- Neuroendocrine regulation of human bone metabolism
- Award date
- 2 December 2015
- Number of pages
- Document type
- PhD thesis
- Faculty of Medicine (AMC-UvA)
The skeleton is perhaps the most multifunctional part of our body. It not only provides outer strength, a protective shell and enables locomotion, but it also hosts the bone marrow and serves many metabolic and endocrine functions.
This thesis investigates two aspects of human bone metabolism, firstly the role of the sympathetic nervous system (SNS) in human bone metabolism and hematopoiesis and secondly the hormonal control and activity of bone and bone marrow.
In the first part of this thesis we used a clinical approach, a genetic approach, and a pharmacological approach to study the SNS and bone metabolism. We showed that bone resorption is increased in pheochromocytoma patients as a model of sympathetic overstimulation and decreases following adrenalectomy.
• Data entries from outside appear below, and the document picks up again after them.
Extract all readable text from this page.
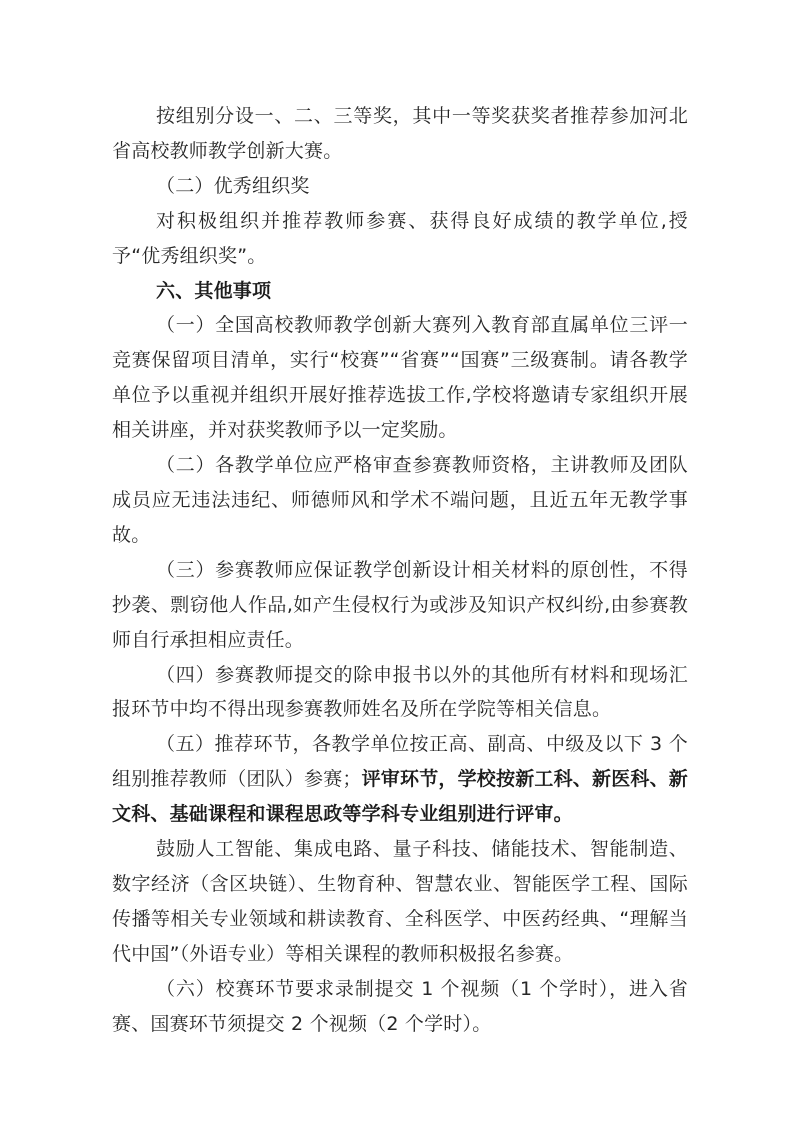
按组别分设一、二、三等奖，其中一等奖获奖者推荐参加河北省高校教师教学创新大赛。

（二）优秀组织奖

对积极组织并推荐教师参赛、获得良好成绩的教学单位,授予“优秀组织奖”。

六、其他事项

（一）全国高校教师教学创新大赛列入教育部直属单位三评一竞赛保留项目清单，实行“校赛”“省赛”“国赛”三级赛制。请各教学单位予以重视并组织开展好推荐选拔工作,学校将邀请专家组织开展相关讲座，并对获奖教师予以一定奖励。

（二）各教学单位应严格审查参赛教师资格，主讲教师及团队成员应无违法违纪、师德师风和学术不端问题，且近五年无教学事故。

（三）参赛教师应保证教学创新设计相关材料的原创性，不得抄袭、剽窃他人作品,如产生侵权行为或涉及知识产权纠纷,由参赛教师自行承担相应责任。

（四）参赛教师提交的除申报书以外的其他所有材料和现场汇报环节中均不得出现参赛教师姓名及所在学院等相关信息。

（五）推荐环节，各教学单位按正高、副高、中级及以下 3 个组别推荐教师（团队）参赛；评审环节，学校按新工科、新医科、新文科、基础课程和课程思政等学科专业组别进行评审。

鼓励人工智能、集成电路、量子科技、储能技术、智能制造、数字经济（含区块链）、生物育种、智慧农业、智能医学工程、国际传播等相关专业领域和耕读教育、全科医学、中医药经典、“理解当代中国”（外语专业）等相关课程的教师积极报名参赛。

（六）校赛环节要求录制提交 1 个视频（1 个学时），进入省赛、国赛环节须提交 2 个视频（2 个学时）。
But we did not find an association between polymorphisms in the beta-2 adrenergic receptor and fracture risk or bone mineral density in two large, Dutch cohorts and a large international consortium. Furthermore, there was no effect of a beta-adrenergic agonist and an antagonist on bone turnover or circulating CD34+ hematopoietic stem cells in healthy, postmenopausal women in a randomized controlled trial.
In the second part of this thesis we described the variation in bone marrow fat during the menstrual cycle and we showed a large decrease in bone marrow fat during two weeks of estradiol treatment in postmenopausal women. Finally, we put into clinical perspective the evidence concerning the interaction between human bone metabolism and glucose metabolism.
- Author name on the cover: Annegreet Veldhuis-Vlug.